La parola amore è una delle più abusate del nostro vocabolario. Mi sono spesso
chiesto insieme ai miei studenti se Catullo amasse davvero Lesbia. Un ragazzo,
un giorno, mi rispose deciso: «No, non amava lei. Amava un ideale inesistente.
Amava la sua stessa condizione di innamoramento, non una persona reale». Penso
che quel ragazzo avesse ragione. L’innamoramento appassionato non basta a
coltivare un amore autentico. Certo, può esserne il fragoroso inizio. Ma il
seme dell’innamoramento deve germogliare, deve mettere radici, deve fare i
conti col tempo e con la sofferenza di emergere dal suolo per diventare fragile
germoglio e, infine, stabile pianta. L’innamoramento è il primo, importante
passo, ma serve altro. Servono il discernimento, la scelta, la decisione
libera. Se l’amore è solo passione che c’è o non c’è, rischia di essere più
simile a una malattia che a una relazione profonda, davvero umana.
L’innamoramento
che non evolve rischia di chiudersi nel narcisismo. Se la potenza del
sentimento non si apre all’altro reale, con i suoi limiti immensi, ma anche con
la sua sorprendente bellezza, diventa autocentrato. Ciò che l’altro mi fa
provare rischia di diventare più importante dell’altro stesso e così al centro
c’è l’io, non il tu, non il noi. L’amore diventa possesso, non dono.

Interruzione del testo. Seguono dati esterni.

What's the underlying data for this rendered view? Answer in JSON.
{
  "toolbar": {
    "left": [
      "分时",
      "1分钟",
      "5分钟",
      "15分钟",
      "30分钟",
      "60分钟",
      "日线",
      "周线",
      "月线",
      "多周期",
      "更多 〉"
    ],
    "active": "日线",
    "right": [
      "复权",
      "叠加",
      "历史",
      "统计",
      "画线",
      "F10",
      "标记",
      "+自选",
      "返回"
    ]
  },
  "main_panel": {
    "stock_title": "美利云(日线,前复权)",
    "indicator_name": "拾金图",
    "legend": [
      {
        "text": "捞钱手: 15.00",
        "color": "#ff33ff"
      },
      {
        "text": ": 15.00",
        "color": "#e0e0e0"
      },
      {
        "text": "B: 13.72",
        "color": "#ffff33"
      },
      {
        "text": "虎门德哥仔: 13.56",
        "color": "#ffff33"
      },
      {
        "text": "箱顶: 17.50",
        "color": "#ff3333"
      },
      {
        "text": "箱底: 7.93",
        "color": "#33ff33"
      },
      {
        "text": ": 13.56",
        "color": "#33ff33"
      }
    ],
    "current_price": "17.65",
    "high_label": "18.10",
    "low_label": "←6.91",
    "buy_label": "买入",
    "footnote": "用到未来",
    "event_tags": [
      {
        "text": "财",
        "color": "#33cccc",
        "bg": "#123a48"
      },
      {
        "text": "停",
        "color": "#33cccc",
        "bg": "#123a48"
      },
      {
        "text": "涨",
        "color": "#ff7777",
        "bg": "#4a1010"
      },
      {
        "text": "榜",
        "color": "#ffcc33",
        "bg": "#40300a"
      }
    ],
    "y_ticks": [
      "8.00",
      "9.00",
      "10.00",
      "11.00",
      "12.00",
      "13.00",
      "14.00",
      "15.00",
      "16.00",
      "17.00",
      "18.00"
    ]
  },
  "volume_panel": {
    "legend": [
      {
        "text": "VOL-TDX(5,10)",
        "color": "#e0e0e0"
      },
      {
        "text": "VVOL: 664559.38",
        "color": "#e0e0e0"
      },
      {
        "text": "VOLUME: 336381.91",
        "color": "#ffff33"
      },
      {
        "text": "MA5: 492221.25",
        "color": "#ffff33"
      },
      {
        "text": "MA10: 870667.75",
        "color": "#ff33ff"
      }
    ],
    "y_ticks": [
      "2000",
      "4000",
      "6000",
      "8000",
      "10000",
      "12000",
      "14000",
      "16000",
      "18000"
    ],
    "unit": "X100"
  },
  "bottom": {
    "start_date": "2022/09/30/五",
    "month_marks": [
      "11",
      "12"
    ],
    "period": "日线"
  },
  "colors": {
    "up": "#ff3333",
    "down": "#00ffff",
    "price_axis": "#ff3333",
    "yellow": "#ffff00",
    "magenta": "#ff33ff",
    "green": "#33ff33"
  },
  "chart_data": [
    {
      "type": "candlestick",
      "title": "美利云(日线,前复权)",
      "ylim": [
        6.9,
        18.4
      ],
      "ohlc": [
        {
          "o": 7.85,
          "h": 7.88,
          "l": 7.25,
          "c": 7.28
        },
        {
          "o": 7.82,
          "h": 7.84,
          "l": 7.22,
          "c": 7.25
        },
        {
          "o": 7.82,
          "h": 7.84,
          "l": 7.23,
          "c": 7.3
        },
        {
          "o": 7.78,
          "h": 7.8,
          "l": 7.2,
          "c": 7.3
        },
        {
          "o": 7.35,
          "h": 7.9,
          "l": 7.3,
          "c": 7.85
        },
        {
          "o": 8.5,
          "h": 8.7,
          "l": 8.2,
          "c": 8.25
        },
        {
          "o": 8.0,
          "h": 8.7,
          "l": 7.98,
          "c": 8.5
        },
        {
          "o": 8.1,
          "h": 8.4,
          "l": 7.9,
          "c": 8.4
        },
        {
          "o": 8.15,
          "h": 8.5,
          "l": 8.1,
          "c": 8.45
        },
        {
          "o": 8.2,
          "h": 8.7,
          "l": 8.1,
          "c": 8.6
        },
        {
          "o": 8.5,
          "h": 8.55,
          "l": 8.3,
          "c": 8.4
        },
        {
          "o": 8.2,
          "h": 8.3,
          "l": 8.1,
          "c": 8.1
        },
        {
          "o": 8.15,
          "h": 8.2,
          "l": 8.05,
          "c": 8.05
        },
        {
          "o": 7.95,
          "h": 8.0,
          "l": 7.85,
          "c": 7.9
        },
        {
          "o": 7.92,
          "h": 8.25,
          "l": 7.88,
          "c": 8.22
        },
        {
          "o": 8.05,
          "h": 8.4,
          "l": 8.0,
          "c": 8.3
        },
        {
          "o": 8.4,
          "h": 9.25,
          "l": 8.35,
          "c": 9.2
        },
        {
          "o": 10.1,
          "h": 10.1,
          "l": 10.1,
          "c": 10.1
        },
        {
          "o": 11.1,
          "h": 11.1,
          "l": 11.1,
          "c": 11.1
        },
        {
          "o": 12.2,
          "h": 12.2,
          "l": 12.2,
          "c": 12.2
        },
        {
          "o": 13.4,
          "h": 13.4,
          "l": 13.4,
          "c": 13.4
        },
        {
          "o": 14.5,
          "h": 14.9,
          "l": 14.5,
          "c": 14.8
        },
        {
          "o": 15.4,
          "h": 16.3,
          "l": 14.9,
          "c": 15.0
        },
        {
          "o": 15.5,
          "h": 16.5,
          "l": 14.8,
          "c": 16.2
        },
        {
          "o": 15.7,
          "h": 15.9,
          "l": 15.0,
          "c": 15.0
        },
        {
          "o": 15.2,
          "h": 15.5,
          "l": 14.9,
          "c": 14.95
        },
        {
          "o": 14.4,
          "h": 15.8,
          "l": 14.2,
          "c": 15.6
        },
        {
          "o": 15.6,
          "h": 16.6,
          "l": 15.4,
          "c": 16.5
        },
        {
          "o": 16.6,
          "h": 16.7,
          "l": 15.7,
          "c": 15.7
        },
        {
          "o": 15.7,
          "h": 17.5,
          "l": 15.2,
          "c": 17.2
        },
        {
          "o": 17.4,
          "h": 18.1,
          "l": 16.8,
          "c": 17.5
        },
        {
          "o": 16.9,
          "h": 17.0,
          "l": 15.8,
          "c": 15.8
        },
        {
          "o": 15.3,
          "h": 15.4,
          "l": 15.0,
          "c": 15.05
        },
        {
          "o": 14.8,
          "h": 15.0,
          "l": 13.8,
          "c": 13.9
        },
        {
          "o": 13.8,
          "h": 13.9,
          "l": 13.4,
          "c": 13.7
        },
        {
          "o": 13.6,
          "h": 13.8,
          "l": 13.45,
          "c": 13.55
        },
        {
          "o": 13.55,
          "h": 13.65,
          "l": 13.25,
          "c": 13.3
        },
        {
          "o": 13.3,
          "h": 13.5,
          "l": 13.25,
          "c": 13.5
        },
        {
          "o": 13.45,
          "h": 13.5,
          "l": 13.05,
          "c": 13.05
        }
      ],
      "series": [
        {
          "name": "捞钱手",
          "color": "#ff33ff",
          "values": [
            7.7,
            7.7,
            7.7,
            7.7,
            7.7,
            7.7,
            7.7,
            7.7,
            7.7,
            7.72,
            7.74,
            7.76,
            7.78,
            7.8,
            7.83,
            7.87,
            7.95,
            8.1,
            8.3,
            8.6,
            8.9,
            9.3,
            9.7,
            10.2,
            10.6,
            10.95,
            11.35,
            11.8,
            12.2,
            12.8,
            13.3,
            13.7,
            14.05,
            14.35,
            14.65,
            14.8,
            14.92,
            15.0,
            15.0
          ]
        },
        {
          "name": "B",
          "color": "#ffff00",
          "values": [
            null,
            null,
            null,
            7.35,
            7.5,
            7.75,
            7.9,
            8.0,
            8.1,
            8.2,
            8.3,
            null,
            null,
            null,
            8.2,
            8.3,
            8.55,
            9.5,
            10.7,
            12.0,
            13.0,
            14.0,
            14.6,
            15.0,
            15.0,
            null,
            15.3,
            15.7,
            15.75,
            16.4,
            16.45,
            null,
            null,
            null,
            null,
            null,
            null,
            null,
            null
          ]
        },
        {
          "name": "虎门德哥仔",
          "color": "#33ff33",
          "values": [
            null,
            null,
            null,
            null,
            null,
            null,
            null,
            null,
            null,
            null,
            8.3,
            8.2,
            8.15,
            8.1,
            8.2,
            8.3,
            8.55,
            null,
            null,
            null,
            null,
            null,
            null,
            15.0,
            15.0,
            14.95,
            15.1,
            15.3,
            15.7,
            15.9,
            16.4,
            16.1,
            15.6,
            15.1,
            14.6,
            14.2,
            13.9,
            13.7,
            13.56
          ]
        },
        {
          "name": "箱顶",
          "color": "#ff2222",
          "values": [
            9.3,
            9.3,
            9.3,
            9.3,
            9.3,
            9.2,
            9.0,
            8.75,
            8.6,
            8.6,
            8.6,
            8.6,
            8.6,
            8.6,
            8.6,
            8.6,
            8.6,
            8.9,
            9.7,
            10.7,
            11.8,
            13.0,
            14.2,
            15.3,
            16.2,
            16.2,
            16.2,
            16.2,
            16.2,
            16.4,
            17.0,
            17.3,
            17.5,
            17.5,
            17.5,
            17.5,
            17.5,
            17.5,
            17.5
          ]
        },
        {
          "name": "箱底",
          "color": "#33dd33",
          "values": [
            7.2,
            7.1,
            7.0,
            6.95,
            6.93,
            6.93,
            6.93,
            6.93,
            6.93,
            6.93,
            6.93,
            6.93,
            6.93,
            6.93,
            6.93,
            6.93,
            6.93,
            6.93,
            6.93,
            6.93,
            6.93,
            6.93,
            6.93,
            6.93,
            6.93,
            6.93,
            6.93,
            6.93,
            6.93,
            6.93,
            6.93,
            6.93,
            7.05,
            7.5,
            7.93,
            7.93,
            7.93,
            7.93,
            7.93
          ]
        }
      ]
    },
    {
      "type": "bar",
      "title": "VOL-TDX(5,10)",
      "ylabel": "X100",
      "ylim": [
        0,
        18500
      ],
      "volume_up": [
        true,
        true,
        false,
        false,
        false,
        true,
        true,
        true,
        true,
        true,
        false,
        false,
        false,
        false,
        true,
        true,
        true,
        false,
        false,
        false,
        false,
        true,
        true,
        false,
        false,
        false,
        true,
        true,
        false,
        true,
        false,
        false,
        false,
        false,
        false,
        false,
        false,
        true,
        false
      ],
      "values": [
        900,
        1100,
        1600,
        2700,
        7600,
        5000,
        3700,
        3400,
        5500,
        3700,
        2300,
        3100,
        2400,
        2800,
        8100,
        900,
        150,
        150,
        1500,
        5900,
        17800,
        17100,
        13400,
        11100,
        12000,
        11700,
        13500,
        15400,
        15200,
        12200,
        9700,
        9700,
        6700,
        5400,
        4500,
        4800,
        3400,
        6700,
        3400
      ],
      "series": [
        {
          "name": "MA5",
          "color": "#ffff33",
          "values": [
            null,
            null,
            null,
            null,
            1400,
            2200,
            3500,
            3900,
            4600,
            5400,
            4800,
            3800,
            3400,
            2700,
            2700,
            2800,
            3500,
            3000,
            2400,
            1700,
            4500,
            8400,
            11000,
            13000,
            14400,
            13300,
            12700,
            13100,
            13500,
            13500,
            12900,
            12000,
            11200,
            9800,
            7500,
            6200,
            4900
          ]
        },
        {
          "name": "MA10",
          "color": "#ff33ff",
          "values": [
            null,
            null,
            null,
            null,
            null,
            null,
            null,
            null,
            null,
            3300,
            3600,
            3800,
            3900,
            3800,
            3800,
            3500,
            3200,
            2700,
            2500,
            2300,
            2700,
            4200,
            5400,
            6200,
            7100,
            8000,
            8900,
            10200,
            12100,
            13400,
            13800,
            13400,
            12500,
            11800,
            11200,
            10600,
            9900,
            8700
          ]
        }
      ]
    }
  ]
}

Così però la violenza è dietro l’angolo. Catullo riserva a Lesbia parole
durissime, massacranti. In un componimento parla di lei chiamandola «mia
Lesbia», ma dicendo poi che la sua Lesbia si comporta da prostituta, concede
favori sessuali a chiunque passi agli incroci e nelle strade più malfamate. Il
possesso («la mia Lesbia») si trasforma immediatamente il violenza verbale, in
degradante invettiva.
Catullo è un poeta immenso, segnato da un tragico destino. Morirà infatti trentenne, lasciando al mondo e alla storia componimenti eterni. Il classici sono un dono per ciascuno di noi: parlano, provocano, scuotono. L’immortale vicenda di questo giovanissimo poeta può spingere anche noi riflettere su come viviamo le nostre relazioni, su come sappiamo arricchire il reale con i nostri ideali, ma anche sulla necessità di incarnare sempre i nostri ideali nella realtà, perché non si trasformino in vuote fantasie. Catullo siamo noi, con la nostra voglia di sentire e di amare, ma anche con il nostro desiderio di relazioni da coltivare e custodire, che si radichino nella vita, non solo in un sentimento passeggero, per quanto potente.